Tingginya pembuangan limbah industri dan limbah padat dari rumah tangga ke badan air sungai menyebabkan peningkatan Chemical Oxygen Demand (COD) yang cukup tinggi. Peningkatan COD tersebut akibat meningkatnya jumlah oksigen yang diperlukan agar bahan buangan yang ada dalam air dapat teroksidasi melalui reaksi kimia baik yang dapat didegradasi secara biologis maupun yang sukar didegradasi. Bahan buangan organic tersebut akan dioksidasi oleh kalium bichromat yang digunakan sebagai sumber oksigen (oxidizing agent) menjadi gas CO2 dan gas H2O serta sejumlah ion chrom. Sesuai dengan Nurdijanto (2000), bahwa COD adalah jumlah oksigen yang dibutuhkan oleh bahan oksidan untuk mengoksidasi bahan-bahan kimia yang terdapat dalam air. Kandungan COD dalam air bersih berdasarkan Peraturan Menteri Kesehatan RI No 82 / 2001 mengenai baku mutu air minum golongan B maksimum yang dianjurkan adalah 12 mg/l. apabila nilai COD melebihi batas dianjurkan, maka kualitas air tersebut buruk.

Penelitian Wulan (2005) tentang kualitas air bersih untuk pemenuhan kebutuhan rumah tangga di Desa Pesarean Kecamatan Adiwerna Kabupaten Tegal, menyimpulkan bahwa sifat kimia air yang digunakan tidak memenuhi syarat karena memiliki kandungan logam lebih besar dari standar. Sifat biologinya tidak memenuhi syarat karena COD yang tinggi dan lebih tinggi dari standar yaitu 12 Mg/L. Kondisi demikian berpengaruh pada kesehatan misalnya gatal-gatal pada kulit, sakit perut dan menyebabkan batuk.
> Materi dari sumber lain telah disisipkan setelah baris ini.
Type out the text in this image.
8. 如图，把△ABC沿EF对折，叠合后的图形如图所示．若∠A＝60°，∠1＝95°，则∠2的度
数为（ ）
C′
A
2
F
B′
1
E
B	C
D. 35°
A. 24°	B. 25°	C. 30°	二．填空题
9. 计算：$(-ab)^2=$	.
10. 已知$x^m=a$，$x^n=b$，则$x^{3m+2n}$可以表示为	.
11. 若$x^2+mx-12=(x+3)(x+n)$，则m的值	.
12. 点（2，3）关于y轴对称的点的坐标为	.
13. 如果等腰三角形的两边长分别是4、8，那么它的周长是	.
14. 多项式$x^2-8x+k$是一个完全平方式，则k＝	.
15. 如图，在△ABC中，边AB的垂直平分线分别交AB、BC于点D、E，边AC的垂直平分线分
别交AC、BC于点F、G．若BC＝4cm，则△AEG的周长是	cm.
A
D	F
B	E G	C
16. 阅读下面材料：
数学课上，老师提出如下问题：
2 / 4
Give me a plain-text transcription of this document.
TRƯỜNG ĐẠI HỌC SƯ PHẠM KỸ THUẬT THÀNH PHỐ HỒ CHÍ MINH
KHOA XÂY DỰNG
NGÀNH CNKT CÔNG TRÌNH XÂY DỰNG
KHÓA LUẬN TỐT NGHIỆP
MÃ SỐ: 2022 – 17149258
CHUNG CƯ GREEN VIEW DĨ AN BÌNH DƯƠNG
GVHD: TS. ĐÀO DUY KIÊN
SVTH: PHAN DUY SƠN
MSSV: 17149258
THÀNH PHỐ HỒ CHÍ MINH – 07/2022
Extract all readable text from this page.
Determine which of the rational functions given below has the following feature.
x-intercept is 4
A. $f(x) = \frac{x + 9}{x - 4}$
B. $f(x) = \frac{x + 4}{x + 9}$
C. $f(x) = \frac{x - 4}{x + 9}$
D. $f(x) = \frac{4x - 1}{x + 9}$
Hasil analisis air Sungai Belumai didapatkan hasil kadar COD terendah pada bagian hulu sebesar 15,4 mg/l dan kadar COD tertinggi pada sampel air bagian hilir sebesar 295

mg/l. COD dalam air Sungai Belumai pada bagian hulu relatif rendah jika dibandingkan pada bagian sungai yang lain. Berdasarkan hasil tersebut berarti pada bagian hulu kondisi air masih relatif diindikasikan tercemar oleh limbah pada taraf rendah. Pada Sungai Belumai bagian hilir kadar COD tertinggi, hal ini menunjukkan bahwa air sungai pada bagian hilir telah terjadi pencemaran yang tinggi baik oleh limbah industri.

Sesuai penelitian Hendrawan (2005) tentang dampak buruk yang terjadi pada perairan di sungai dan situ di DKI Jakarta, menyimpulkan bahwa secara umum sungai dan situ di DKI Jakarta telah mengalami perubahan pada kualitas airnya serta dapat berdampak balik negatif berupa timbulnya berbagai bibit penyakit. Indeks Kualitas Air pada sungai maupun situ di DKI Jakarta menunjukkan nilai buruk sampai sedang, padahal perairan tersebut digunakan untuk berbagai keperluan manusia. Perlu adanya tindakan nyata dari seluruh lapisan masyarakat untuk memperbaiki kualitas perairan yang ada yaitu dimulai dari diri sendiri untuk secara bijak melihat lingkungan sebagai suatu kesatuan yang tidak terpisahkan dari manusia dan mentaati peraturan yang ada.

Penelitian Damarany (2009) tentang kajian kualitas air Sungai Cipinang bagian hilir ditinjau dari parameter BOD dan DO menggunakan model QUAL2E, menyimpulkan Sungai Cipinang bagian hilir memiliki kualitas air dengan tingkat yang sangat rendah. Bila dilihat secara fisik, air di bagian hilir berwarna hitam keruh dan memiliki bau yang tidak sedap. Sumber pencemar yang paling mempengaruhi kualitas air Sungai Cipinang bagian hilir adalah buangan air limbah domestik.